No hay nada que suene más aburrido que ver un documental sobre el actual presidente de Estados Unidos. Sin embargo, la serie de Netflix sobre su vida es tan reveladora que engancha hasta el último capítulo.
Una noche de 2011, Donald Trump decidió que sería presidente de Estados Unidos. Fue, más exactamente, el sábado 30 de abril, tras ser humillado públicamente como nunca antes lo había sido.
Ocurrió durante la cena de corresponsales de la Casa Blanca, en la que tradicionalmente el presidente se encuentra con lo más granado del periodismo político de Washington y da un discurso desenfadado en un ambiente familiar. Era el turno de Barack Obama, quien llevaba semanas viendo a Trump acaparar los medios de comunicación mientras le exigía mostrar su certificado de nacimiento. Sospechaba que Obama no había nacido en Estados Unidos y, por lo tanto, no podía ser presidente.
Días antes de la gala, Obama demostró que era ‘ciudadano americano’, pero no paró ahí. Durante la cena, a la que acudió el millonario, le dedicó frases hirientes con las que ponía de manifiesto su trivialidad. Con una sonrisa imperturbable de comediante, Obama quiso dejar claro que Trump no era más que un miembro bufonesco de la cultura popular, cuyo mayor problema era elegir o desechar participantes de su reality El aprendiz, mientras que él llevaba las riendas del país. Este recibió los golpes con una sonrisa protocolaria e incómoda y se retiró guardando un silencio poco habitual en él.
Hay, al menos, tres cosas invariables en la vida de Donald Trump. Una es que no sabe perder —nunca lo ha hecho—. Otra es que logra convertir cada situación que lo perjudica en una oportunidad de negocio. Y la última, que no recibe un golpe sin devolverlo tres veces.
La serie documental de Netflix Trump: An American Dream abarca sus 50 años como empresario hasta su ascenso a la presidencia. Hijo de Fred Trump —un viejo zorro millonario devenido en magnate de la construcción de Nueva York—, Donald tomó las banderas del padre, pero fue más allá, pensando y endeudándose en grande, construyendo obras arquitectónicas del tamaño de su ego. Muestra, además, cómo sin haber siquiera cimentado una carrera política llegó al cargo político más importante de su país.

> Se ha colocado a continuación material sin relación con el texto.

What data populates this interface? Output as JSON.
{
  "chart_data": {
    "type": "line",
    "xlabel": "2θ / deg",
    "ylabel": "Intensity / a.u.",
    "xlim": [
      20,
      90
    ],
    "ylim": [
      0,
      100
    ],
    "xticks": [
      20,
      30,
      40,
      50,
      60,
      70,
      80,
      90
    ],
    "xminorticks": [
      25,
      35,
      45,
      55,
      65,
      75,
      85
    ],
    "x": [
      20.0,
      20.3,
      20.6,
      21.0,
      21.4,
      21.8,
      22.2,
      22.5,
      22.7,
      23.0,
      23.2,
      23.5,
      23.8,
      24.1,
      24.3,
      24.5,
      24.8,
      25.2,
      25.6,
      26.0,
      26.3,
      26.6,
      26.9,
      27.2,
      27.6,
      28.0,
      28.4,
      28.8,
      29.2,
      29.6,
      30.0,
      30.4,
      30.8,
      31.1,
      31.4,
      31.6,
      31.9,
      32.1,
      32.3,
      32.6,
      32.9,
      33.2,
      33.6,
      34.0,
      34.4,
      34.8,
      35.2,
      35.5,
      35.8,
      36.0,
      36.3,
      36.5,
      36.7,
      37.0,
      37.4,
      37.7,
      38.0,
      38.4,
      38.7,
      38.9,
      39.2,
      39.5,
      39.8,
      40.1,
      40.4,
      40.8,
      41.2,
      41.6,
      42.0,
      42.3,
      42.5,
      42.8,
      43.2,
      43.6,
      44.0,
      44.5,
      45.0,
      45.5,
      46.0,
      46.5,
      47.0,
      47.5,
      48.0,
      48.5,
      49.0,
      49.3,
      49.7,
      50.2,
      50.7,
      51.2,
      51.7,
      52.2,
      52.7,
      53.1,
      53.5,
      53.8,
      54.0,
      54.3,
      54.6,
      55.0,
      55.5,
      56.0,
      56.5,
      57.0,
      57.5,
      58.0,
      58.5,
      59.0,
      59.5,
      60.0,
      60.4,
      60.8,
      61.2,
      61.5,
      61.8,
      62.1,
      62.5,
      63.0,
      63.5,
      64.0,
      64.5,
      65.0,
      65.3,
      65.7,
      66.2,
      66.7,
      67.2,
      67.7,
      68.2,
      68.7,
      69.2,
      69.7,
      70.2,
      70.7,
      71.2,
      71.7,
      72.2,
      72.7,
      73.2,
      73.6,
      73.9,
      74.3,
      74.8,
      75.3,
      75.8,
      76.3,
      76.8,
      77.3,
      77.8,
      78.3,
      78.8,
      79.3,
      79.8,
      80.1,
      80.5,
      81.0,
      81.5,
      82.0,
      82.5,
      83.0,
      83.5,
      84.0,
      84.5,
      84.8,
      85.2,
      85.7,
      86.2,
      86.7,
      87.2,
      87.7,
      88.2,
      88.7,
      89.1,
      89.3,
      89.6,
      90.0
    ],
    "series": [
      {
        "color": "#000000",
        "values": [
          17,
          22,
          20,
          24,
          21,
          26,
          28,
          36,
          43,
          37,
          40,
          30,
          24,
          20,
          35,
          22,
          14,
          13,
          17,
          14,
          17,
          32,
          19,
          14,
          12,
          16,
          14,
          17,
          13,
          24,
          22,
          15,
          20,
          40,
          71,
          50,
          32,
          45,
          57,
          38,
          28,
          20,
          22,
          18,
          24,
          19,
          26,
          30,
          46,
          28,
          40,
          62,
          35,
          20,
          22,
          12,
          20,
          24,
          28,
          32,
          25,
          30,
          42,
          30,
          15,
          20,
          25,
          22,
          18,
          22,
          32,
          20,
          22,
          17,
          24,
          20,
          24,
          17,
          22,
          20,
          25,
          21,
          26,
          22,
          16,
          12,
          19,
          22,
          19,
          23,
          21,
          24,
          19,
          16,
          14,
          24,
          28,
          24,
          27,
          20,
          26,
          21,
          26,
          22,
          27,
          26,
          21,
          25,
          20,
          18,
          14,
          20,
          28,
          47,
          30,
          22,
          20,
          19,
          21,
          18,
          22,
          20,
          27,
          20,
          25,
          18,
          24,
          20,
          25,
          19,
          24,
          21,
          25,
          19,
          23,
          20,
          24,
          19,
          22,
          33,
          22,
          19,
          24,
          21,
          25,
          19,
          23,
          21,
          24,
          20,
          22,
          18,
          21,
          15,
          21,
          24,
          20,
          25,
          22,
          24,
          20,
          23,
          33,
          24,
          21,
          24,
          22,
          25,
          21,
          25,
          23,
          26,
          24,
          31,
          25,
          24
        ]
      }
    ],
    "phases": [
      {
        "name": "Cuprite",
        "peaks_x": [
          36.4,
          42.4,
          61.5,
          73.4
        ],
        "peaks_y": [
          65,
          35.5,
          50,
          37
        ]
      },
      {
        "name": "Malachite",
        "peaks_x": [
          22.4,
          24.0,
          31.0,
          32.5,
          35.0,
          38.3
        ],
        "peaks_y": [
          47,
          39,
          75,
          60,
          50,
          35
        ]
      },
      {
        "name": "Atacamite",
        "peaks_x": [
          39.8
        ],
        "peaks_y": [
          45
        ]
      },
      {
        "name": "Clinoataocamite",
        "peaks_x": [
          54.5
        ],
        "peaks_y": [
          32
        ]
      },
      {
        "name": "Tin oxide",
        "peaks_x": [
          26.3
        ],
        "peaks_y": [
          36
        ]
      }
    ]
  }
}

Y deja en el aire varias preguntas perturbadoras sobre el supuesto hombre más importante del mundo. Pues una cosa va de la certeza de saber que no estamos ante un gran estadista, a quedarnos con la duda de si el residente del Despacho Oval no es más que un sociópata megalómano incapaz de empatizar y un timador a quien solo le importa la marca en la que ha convertido su apellido.
Varios episodios dan la dimensión del personaje.
Uno de ellos ocurrió a finales de 1990, cuando las cosas no iban bien en el matrimonio de Trump e Ivana, su primera esposa. Ya era de conocimiento público su romance con la exreina de belleza Marla Maples, e Ivana se jugó una última carta autorizando a una periodista amiga para que hablara con su marido. Esa periodista cuenta en el documental que cuando le preguntó al millonario qué ocurría, este le dijo con la mayor naturalidad que simplemente no quería seguir compartiendo su cama con una mujer que había parido dos veces. El único problema es que se refería a sus propios hijos.
Otro episodio revelador: el 10 de octubre de 1989, tres colaboradores cercanos a Trump murieron en un accidente de helicóptero. Se trataba de altos ejecutivos que llevaban sus casinos en Atlantic City, padres de varios hijos, esposos, hermanos. Sin embargo, en medio del luto general, Trump se las arregló para hacer de la tragedia su propio escaparate al declarar en televisión que el muerto hubiera podido ser él; que había estado a punto de tomar ese helicóptero y que Estados Unidos estuvo, por segundos, a punto de quedarse sin su hijo más notable, sin su mayor caso de éxito. Durante el funeral, Trump ya estaba rearmando el organigrama de su compañía y dictándoles a sus compungidos trabajadores los pasos a seguir para que el negocio siguiera marchando.
Hay un momento de la cinta en la que su propia madre, Mary Anne MacLeod, describe con precisión su talante. Cuando era apenas un niño —cuenta con toda la inocencia de quien habla de simples travesuras de su retoño—, Donald solía quitarle a su hermano pequeño las fichas de juguete con las que construían casas y castillos. Las tomaba prestadas, pero nunca las devolvía. Y para asegurarse de que nadie más las usaría, las pegaba con goma. A Trump, según parece, siempre le ha costado entender que el mundo no está hecho a la medida de sus caprichos.
Por eso, a pesar de que no dijo nada durante la cena con los corresponsales y se tragó una sonrisa falsa y humillada, lo más probable es que hubiera salido de allí sabiendo que tenía que ser el próximo presidente de Estados Unidos. Que solo así podría vengar la afrenta.